Interview de Jocelyn Raude, sociologue à l'EHESP « Nous sommes tous des nutritionnistes profanes »
Alors que les cas de toxi-infections sont de plus en plus rares, nous enregistrons un niveau de peurs alimentaires inégalé.
Le sociologue Jocelyn Raude apporte quelques éléments de lecture.

Comment naissent les peurs alimentaires ?
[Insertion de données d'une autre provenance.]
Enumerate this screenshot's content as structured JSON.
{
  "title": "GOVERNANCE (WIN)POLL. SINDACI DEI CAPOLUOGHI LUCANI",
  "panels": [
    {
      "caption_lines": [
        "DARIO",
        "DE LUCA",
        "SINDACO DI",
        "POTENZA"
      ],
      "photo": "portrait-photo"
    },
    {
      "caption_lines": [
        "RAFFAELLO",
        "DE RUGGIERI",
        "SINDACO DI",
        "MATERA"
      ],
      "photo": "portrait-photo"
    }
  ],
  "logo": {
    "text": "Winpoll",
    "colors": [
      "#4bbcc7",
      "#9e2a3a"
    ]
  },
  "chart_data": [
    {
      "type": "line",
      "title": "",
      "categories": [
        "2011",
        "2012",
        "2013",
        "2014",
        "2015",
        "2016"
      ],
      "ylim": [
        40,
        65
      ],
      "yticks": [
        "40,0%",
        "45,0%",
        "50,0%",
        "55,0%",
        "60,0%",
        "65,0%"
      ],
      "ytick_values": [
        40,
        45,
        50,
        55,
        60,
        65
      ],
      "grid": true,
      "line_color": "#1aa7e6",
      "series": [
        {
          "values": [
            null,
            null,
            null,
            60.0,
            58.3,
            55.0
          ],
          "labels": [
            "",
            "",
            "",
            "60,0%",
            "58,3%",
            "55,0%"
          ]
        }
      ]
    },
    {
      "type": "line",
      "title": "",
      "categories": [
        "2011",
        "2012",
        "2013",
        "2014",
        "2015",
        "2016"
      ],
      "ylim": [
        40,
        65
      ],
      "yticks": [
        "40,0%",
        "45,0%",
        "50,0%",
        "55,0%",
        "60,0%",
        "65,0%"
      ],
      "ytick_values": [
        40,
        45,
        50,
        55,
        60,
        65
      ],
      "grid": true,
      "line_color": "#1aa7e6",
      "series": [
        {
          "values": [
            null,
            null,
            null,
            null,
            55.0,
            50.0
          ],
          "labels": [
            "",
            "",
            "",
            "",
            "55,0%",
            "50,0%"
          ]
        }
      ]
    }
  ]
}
Jocelyn Raude - Les crises alimentaires ont toujours existé. Elles sont observées et documentées dès l’antiquité et jusqu’au siècle dernier. Il nous faut cependant prendre en compte un facteur psychologique important : on a surtout peur de ce que l’on ne connaît pas. Si, jusqu’aux années quarante, la majorité de la population active était constituée d’agriculteurs qui produisaient leur alimentation, l’urbanisation et l’industrialisation ont radicalement changé notre rapport à l’alimentation. Nous avons vu à cette occasion se multiplier les rumeurs de fraudes ou d’empoisonnement... Aujourd’hui, alors que les cas de toxi-infections sont de plus en plus rares, nous enregistrons un niveau de peurs alimentaires inégalé. Le Syndrome de la tache sur la robe blanche apporte une bonne explication. Au fur et à mesure qu’on sécurise une activité ou un produit, le risque résiduel devient de plus en plus visible, et il est de moins en moins accepté. C’est le paradoxe de la modernité alimentaire.
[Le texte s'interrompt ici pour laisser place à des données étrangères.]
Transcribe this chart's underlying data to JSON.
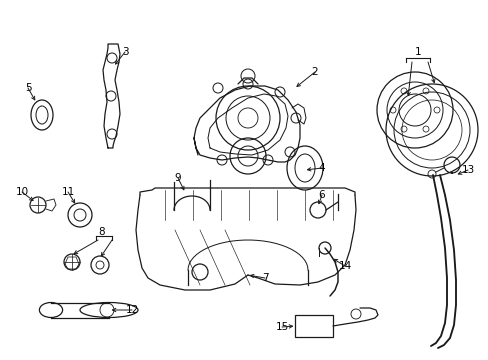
{
  "background_color": "#ffffff",
  "line_color": "#1a1a1a",
  "label_color": "#000000",
  "figsize": [
    4.89,
    3.6
  ],
  "dpi": 100,
  "lw": 0.9,
  "label_fs": 7.5
}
Sommes-nous tous des nutritionnistes en herbe ?
J. R. - Nous sommes tous des nutritionnistes profanes dans la mesure où nous acquérons au cours de notre vie un ensemble de croyances alimentaires et de croyances nutritionnelles. Ces croyances se développent à partir de deux sources d’information : notre réseau personnel et l’espace public médiatique. Les théories nutritionnelles que nous construisons peuvent cependant être déconnectées des réalités scientifiques car elles résultent d’une forme de bricolage. Depuis une dizaine d’années, nous assistons à l’émergence de nouvelles phobies alimentaires qui touchent notamment le lait et les produits laitiers. Il ne faudrait toutefois pas réduire ce phénomène à l’existence de pro- et d’anti-lait. Il existe plutôt une gradation, un continuum, dans les attitudes ou la méfiance face aux aliments. Ces attitudes se rapprochent de celles observées vis-à-vis de la vaccination. Sur les questions nutritionnelles, les profanes font appel à des simplifications, des méthodes de pensée rapide pour catégoriser les produits en sains et malsains. Elles reposent notamment sur deux critères : d’une part, la nature végétale ou animale des produits, d’autre part, le degré de transformation des produits. Les produits végétaux peu transformés sont presque toujours considérés comme plus sains que les produits animaux industrialisés.
Comment peut-on décrypter ces comportements et apporter des réponses adéquates ?
J. R. - Il y a une hypothèse de travail intéressante. Ce comportement est à mettre en regard de phénomène de construction identitaire qui, dans ce cas, se fait par opposition aux normes médicales et nutritionnelles dominantes, et à l’alimentation produite par l’industrie agroalimentaire. Nous remarquons depuis plusieurs décennies un recul significatif de la confiance dans les institutions, et les institutions médicales en font partie. Les nutritionnistes qui participent à ce discours normatif font eux aussi l’objet de critiques de la part de ces populations. L’idée qui se répand dans ces groupes est qu’on ne peut pas faire confiance à l’élite médicale, notamment les nutritionnistes, car ils sont corrompus par les groupes pharmaceutiques et agroalimentaires. Dans un contexte où la confiance est rompue, les croyances alternatives et les discours dénigrants s’installent plus facilement. Il nous faut comprendre l’émergence de ces phobies qui se construisent en opposition à un ordre établi. Une thèse a démarré sur cette thématique sous l’égide de l’EHESP et du Cniel. Elle devrait nous aider à mieux appréhender cette problématique qui affecte de plus en plus de consommateurs, et qui les détournent de produits qui peuvent s’avérer être essentiels pour la santé.
IDENTITÉ
Jocelyn Raude est sociologue, enseignant chercheur à l’École des hautes études de santé publique (EHESP). Ses thèmes de recherche touchent à l’épidémiologie et la nutrition profane, les stratégies de prévention et de promotion de la santé, les représentations, croyances et comportements alimentaires, les épidémies et maladies infectieuses émergentes et les déterminants psychosociologiques de la santé. Il connaît bien le monde des filières animales pour avoir longtemps travaillé sur la viande. Il a d’ailleurs été lauréat en 2008 du prix « Animaux, aliments et société » de l’Académie vétérinaire de France.